I’m sure there will be lots of opining about the polarized nature of our national blah blah, and I bet you anything that someone at CNN is quoting Yeats to his colleagues this morning: “The best lack all conviction, while the worst/Are full of passionate intensity.” But CNN, which invented the idea of nonstop cable news, doesn’t seem to know what it’s about anymore. 

If you dip into the network throughout the day, as I do, you see something akin to schizophrenia: too many of the daytime anchors seem to revel in knowing next to nothing (don’t you get the impression Heidi Collins would always rather be somewhere else?), while later in the day you get the stentorian and stiff Wolf Blitzer, followed by the lamentable Lou Dobbs. (Would you just go to Fox now, please?) No wonder people have tuned out by ten. 
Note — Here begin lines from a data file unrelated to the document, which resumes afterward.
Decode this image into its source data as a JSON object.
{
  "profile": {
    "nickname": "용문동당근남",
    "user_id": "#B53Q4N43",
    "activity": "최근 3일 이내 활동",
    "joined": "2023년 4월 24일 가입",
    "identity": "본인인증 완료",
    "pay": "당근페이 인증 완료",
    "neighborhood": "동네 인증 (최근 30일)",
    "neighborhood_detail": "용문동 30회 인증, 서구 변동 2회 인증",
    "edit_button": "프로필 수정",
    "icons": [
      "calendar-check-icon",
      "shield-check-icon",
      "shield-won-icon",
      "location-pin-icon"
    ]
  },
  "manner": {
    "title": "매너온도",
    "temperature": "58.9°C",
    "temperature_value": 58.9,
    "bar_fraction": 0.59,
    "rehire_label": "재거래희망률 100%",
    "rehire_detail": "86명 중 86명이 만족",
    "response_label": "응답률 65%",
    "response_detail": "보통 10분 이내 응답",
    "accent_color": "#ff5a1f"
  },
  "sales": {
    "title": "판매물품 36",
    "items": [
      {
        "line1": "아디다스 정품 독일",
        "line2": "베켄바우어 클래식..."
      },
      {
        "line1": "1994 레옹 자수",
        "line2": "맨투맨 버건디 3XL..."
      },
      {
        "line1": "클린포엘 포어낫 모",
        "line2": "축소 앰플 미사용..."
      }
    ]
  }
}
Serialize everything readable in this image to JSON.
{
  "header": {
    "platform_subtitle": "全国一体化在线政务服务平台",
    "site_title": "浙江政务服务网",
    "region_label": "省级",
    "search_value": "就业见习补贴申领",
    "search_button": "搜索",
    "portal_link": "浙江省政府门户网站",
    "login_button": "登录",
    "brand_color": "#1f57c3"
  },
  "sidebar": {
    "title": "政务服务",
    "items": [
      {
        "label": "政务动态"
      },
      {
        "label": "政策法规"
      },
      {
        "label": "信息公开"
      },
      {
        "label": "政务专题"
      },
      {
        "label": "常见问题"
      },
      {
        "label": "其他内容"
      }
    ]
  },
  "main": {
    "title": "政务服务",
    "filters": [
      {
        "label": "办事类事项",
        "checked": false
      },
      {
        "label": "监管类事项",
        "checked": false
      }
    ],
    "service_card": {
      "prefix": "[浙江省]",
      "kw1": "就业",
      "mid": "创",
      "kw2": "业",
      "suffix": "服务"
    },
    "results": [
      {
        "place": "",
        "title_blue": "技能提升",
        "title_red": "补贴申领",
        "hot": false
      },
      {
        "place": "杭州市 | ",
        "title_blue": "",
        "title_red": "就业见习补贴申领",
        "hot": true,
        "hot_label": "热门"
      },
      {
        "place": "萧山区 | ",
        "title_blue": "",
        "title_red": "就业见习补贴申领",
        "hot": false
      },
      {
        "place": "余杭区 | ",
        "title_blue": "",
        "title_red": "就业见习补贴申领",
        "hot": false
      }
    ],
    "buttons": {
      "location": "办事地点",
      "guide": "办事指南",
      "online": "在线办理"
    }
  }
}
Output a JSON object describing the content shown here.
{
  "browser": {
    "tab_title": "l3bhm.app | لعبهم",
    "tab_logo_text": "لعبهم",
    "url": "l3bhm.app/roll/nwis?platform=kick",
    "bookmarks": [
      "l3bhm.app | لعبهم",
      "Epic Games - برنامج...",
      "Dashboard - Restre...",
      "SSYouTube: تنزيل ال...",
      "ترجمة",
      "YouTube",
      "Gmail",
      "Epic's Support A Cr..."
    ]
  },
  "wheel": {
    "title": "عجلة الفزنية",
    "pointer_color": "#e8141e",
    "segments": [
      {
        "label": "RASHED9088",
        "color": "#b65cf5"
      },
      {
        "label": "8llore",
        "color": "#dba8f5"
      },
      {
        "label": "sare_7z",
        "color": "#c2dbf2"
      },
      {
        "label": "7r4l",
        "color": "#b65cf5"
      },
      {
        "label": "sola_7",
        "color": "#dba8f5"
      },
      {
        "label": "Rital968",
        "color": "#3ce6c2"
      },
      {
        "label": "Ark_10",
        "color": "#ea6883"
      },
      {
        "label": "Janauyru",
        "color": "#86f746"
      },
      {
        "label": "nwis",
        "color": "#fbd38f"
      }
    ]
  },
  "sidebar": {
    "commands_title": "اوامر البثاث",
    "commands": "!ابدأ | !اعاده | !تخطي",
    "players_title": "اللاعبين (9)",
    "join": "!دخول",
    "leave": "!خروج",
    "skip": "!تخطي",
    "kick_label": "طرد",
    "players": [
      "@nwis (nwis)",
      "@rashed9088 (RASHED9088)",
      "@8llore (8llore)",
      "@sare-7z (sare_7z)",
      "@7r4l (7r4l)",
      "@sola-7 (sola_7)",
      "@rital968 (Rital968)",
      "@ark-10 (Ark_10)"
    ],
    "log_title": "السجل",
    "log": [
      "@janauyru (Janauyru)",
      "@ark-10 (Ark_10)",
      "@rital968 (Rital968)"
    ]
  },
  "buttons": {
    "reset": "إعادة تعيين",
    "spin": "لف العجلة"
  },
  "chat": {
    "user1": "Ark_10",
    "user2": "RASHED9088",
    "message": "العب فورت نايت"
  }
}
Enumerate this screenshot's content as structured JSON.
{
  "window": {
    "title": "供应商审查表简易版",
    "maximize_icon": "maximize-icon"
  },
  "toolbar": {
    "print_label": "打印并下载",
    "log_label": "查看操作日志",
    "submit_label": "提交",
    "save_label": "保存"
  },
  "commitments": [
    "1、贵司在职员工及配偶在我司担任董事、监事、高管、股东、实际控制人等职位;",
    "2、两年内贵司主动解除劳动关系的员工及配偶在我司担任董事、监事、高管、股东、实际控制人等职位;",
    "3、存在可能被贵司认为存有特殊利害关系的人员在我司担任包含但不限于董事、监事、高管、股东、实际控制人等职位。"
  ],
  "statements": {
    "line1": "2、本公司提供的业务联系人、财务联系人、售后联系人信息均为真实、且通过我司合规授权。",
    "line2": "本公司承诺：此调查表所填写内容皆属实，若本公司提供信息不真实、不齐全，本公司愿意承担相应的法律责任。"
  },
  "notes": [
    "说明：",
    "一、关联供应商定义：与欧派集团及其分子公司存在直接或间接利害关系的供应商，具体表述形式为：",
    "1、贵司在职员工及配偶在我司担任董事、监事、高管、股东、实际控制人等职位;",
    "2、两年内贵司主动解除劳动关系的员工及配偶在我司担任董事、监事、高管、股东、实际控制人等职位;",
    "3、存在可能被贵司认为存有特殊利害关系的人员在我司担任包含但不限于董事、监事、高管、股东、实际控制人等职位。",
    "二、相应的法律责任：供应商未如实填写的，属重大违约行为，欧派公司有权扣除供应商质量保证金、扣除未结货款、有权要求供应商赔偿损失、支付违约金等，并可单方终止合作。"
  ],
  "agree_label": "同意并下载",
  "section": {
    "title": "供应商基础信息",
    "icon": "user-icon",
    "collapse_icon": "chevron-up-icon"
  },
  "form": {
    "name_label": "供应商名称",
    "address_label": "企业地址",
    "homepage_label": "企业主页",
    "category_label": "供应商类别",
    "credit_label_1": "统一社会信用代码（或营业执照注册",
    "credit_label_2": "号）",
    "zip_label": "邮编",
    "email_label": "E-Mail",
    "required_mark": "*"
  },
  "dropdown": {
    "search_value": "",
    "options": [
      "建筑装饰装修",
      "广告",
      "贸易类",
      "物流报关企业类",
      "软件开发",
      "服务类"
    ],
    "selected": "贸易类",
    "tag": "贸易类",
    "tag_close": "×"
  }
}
CNN doesn’t need to choose sides; it just needs to report the news as if it were a serious calling, without taking itself too seriously. The multi-part series like Latino in America may win the network awards, but they make for lousy television. (Don Lemon’s interview with Alberto Gonzalez redefined the term “softball”). Rather than looking to the competition the network should look to the past — its own and others.

Before Brian Williams moved to NBC he hosted a 10 pm newscast on MSNBC that was the very model of an evening news program. The top stories were covered in relative depth, the guests were well informed and viewpoints were balanced, and Williams himself was a most agreeable and intelligent host. His talents are lost at the Metamucil hour of 6:30 though hearing him on NPR’s Wait, Wait Don’t Tell Me this weekend I was reminded of his sly and funny presence.  Most importantly he seems to know what he’s about. 

As Porter Bibb entitled his book about the early days of CNN, It Ain’t As Easy As It Looks.